Menurut Heru, UN yang selama ini polanya diterapkan setiap tahun, sudah semestinya dikoreksi dan dikaji ulang untuk mencari alternatif lain. Sebagai alternatifnya, ia menyarankan mekanismenya tak mesti harus menggunakan pola yang sama.
“Ketika UN ini nanti ditinjau lagi dan mungkin tidak digunakan lagi sebagai alat alih jenjang dan alat kelulusan, pelaksanaan ujian standarnya itu bisa saja dilaksanakan dua tahun sekali, atau tiga tahun sekali. Artinya nggak harus setiap tahun dan bisa diterapkan juga di kelas 5 SD atau kelas 8 SMP atau kelas 11 SMA,” kata Heru.
Penjelasannya begini, ketika siswa berada di kelas 5 SD, kelas 8 SMP, dan 11 SMA, coba diadakan ujian standar nasional tersebut. Setelah hasilnya ketahuan, lalu digunakan untuk melakukan evaluasi dan pembinaan misalnya ketika hasil ujian seorang siswa itu jelek di kelas 5 SD, maka saat di kelas 6 SD dilakukan pembinaan agar bisa menjadi lebih baik.
“Seterusnya seperti itu, artinya hasil ujian standar nasional itu dipergunakan untuk perbaikan: pertama, dalam hal pelaksanaan pembelajaran siswa. Kedua, dipergunakan untuk pembinaan guru di dalam mengajar di kelas tersebut karena hasilnya memang kurang baik ya tentunya siswanya dilatih untuk menjadi lebih baik. Gurunya pun dilatih agar menjadi lebih baik.”

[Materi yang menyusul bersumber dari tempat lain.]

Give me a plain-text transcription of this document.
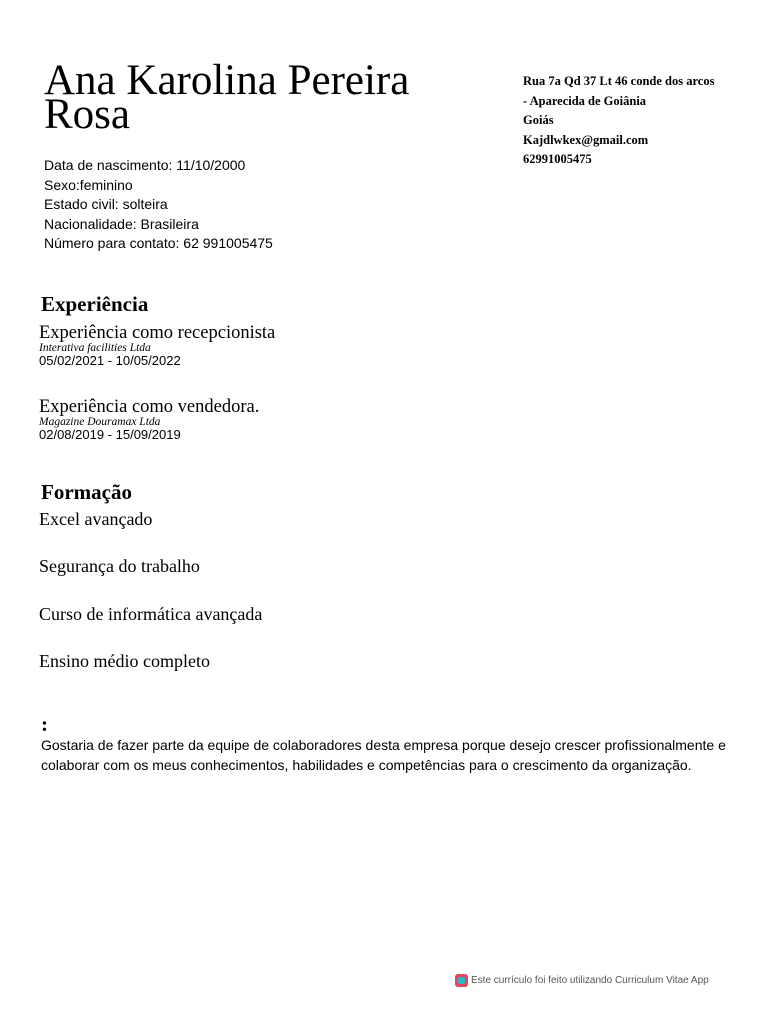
Ana Karolina Pereira Rosa
Data de nascimento: 11/10/2000
Sexo:feminino
Estado civil: solteira
Nacionalidade: Brasileira
Número para contato: 62 991005475
Rua 7a Qd 37 Lt 46 conde dos arcos
- Aparecida de Goiânia
Goiás
Kajdlwkex@gmail.com
62991005475
Experiência
Experiência como recepcionista
Interativa facilities Ltda
05/02/2021 - 10/05/2022
Experiência como vendedora.
Magazine Douramax Ltda
02/08/2019 - 15/09/2019
Formação
Excel avançado
Segurança do trabalho
Curso de informática avançada
Ensino médio completo
:
Gostaria de fazer parte da equipe de colaboradores desta empresa porque desejo crescer profissionalmente e colaborar com os meus conhecimentos, habilidades e competências para o crescimento da organização.
Este currículo foi feito utilizando Curriculum Vitae App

Tak hanya sisi kognitifnya saja yang diperkuat, tapi juga sisi afektif dan psikomotorik. Bagaimana siswa nantinya tak hanya menguasai keterampilan dalam pengetahuan tapi juga keterampilan dalam bersikap. “Artinya hard skill-nya dikuasai, soft skill-nya juga dikuasai. Ketika dua-duanya dikuasai maka siswa akan lengkap dan menguasai semua aspek pendidikan.”